Масато бил камнем по основанию тонкого ствола, снова и снова, пока руки не онемели, а ладони не покрылись кровавыми волдырями. Баланс между силой удара, чтобы сломать волокна, и контролем, чтобы не раскрошить хрупкую древесину, был невероятно сложен. Каждый удар отдавался в напряженных мышцах предплечья. Рядом Мамако терпеливо затачивала конец другого ствола, водя кинжалом по волокнам, снимая тонкую стружку. Скрип металла по бамбуку сливался с шелестом листьев. Она работала молча, сосредоточенно, лишь изредка бросая быстрые, оценочные взгляды на его прогресс. Когда его бамбук наконец подался с сухим треском, он едва удержался от крика облегчения. Его копье было кривым, неровным, с рваным, волокнистым концом. Ее – чуть прямее, острее. Два жалких орудия против бесконечного голода. Они молча подвязали копья к спине, их тяжесть – новый груз на уставших плечах.
— Масато. — Голос Мамако, обычно такой уверенный, прозвучал глухо, сдавленно, прервав монотонное бульканье воды и их тяжелое дыхание. Она остановилась, указывая пальцем, чьи ногти были черны от грязи и ссадин, полученных при работе с бамбуком, на едва заметное серебристое движение в мутной воде меж коряг. — Движение. Возможно, рыба.
Масато наклонился, щурясь, инстинктивно сжимая рукоять своего убогого бамбукового копья. В сумраке под корнями действительно мелькнул бок чего-то крупного и медлительного. Желудок его болезненно сжался от призрака надежды. Еда. Настоящая еда.
— Ужин? — Его голос был хриплым, лишенным прежней бравады, звучал скорее как хриплый выдох. Голод уже точил его изнутри, превращая мысли в навязчивую идею.
— Если поймаем, — ответила она без тени былой игривости, ее взгляд скользнул к бамбуковым копьям в их руках – жалким символам их беспомощности. В ее тоне слышалась лишь усталость и тяжелая, обреченная практичность. Хихиканье осталось в прошлом, похороненное под грузом стыда, выживания и тщетных попыток что-то изготовить.
Они замерли, затаив дыхание. Масато осторожно, стараясь не сделать волны, присел на корточки у самой воды. Холодная жижа просочилась сквозь прорехи в штанах. Он прицелился своим кривым копьем, пытаясь угадать движение серебристой тени под корягой. Сердце колотилось так громко, что, казалось, распугает всю рыбу в реке. Резкий выпад! Копье со свистом вошло в воду... и ударилось о камень. Рыба, испуганная всплеском, метнулась вглубь, оставив лишь облачко ила. Масато с силой выругался сквозь зубы, чувствуя, как жар стыда разливается по щекам.

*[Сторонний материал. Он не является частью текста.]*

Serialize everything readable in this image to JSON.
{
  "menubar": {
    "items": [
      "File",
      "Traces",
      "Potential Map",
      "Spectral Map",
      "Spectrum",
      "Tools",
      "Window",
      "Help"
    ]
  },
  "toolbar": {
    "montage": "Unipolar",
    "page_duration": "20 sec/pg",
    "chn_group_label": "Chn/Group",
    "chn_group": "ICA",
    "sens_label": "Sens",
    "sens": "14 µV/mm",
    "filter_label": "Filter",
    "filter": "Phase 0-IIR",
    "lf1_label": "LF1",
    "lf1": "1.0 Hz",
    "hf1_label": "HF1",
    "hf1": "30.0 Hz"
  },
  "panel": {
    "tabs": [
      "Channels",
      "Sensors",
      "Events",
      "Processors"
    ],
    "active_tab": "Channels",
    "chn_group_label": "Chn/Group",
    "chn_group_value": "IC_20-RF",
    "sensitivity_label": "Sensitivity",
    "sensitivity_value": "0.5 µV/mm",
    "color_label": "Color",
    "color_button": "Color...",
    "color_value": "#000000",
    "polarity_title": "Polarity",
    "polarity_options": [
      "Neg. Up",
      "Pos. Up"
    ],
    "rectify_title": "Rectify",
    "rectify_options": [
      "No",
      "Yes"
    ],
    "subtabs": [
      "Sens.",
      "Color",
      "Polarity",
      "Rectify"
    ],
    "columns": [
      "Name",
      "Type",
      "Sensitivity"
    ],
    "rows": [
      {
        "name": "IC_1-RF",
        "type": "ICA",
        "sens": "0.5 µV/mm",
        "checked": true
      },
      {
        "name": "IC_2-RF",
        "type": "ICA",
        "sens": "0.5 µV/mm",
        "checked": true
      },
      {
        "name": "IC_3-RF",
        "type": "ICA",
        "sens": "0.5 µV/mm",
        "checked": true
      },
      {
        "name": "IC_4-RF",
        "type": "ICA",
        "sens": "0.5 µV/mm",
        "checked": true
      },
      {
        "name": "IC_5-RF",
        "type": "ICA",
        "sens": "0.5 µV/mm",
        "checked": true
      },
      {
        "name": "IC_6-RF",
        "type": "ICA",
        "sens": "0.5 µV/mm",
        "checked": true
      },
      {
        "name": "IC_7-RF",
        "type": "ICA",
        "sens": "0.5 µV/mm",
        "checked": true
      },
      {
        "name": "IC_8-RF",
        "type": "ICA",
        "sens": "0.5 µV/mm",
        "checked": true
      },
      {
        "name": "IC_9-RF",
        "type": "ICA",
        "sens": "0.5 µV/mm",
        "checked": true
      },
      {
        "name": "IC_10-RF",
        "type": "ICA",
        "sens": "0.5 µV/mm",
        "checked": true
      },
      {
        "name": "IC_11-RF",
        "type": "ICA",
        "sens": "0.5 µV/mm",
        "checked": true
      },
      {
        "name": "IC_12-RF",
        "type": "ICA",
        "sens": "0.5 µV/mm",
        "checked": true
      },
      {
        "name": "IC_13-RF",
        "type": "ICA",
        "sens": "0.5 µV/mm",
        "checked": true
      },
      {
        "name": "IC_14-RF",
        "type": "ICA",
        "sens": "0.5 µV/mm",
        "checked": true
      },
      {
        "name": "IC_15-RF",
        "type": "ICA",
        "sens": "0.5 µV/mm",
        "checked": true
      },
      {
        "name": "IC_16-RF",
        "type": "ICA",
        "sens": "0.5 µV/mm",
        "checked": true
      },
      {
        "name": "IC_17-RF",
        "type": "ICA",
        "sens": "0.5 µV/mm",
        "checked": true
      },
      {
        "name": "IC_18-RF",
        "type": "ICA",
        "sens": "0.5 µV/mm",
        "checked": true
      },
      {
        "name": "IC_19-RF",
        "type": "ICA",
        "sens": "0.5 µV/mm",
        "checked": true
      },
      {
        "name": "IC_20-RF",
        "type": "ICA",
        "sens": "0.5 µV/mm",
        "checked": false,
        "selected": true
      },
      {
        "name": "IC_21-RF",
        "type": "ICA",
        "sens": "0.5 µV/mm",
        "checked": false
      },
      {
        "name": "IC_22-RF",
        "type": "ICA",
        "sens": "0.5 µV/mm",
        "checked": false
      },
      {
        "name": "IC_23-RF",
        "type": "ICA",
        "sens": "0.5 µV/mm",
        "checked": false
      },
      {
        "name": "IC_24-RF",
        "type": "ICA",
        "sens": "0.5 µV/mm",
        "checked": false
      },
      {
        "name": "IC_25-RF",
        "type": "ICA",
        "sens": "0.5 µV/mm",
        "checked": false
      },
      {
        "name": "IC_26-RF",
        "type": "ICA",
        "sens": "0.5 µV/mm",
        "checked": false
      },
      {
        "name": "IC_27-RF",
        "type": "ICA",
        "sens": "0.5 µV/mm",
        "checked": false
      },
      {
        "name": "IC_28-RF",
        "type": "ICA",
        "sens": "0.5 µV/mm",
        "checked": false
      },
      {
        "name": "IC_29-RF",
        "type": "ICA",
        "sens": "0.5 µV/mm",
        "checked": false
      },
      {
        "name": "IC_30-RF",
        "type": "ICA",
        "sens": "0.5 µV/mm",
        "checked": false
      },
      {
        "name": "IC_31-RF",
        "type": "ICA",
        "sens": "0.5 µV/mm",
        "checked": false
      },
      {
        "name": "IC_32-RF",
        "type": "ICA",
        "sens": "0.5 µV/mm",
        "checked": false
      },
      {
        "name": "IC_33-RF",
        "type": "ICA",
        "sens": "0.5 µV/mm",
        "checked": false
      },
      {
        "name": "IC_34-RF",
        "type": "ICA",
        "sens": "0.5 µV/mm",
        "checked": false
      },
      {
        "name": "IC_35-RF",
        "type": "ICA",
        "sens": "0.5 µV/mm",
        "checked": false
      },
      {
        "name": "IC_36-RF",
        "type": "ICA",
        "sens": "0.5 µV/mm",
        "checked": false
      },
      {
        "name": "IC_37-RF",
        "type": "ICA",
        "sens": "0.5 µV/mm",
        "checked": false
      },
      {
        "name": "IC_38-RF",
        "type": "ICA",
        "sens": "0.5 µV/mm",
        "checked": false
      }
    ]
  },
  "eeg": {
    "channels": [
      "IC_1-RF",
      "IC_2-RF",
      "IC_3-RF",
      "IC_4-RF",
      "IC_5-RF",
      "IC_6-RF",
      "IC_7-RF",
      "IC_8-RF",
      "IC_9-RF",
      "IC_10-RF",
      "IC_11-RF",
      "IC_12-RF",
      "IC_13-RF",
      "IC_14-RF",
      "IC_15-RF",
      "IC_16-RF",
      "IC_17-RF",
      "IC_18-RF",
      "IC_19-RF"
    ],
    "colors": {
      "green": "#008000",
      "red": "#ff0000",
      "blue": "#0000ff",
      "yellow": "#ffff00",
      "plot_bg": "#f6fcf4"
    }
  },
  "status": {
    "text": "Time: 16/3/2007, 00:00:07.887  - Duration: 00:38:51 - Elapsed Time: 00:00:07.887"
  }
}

— Терпение, — глухо прозвучал голос Мамако. Она стояла чуть выше по течению, ее копье тоже было наготове, тело напряжено как тетива. Они ждали. Минуты тянулись мучительно долго. Тени удлинялись, солнце кренилось к верхушкам деревьев. Еще одна попытка Масато – промах. Попытка Мамако – копье лишь чиркнуло по чешуе, рыба ушла. Раздражение нарастало, смешиваясь с отчаянием. Их движения становились резче, менее точными. Копья, такие тяжелые в изготовлении, казались бесполезными дубинками в их неумелых руках. Каждый промах был ударом по и без того шаткой уверенности. Солнце уже почти коснулось крон, окрашивая реку в кроваво-золотые тона, а их сетки для добычи оставались пусты. Голод, усиленный надеждой и последующим разочарованием, скрутил животы в тугой узел. Словно издеваясь, где-то вдалеке снова мелькнул серебристый бок, но уже вне досягаемости. Безнадежность повисла в воздухе гуще вечернего тумана.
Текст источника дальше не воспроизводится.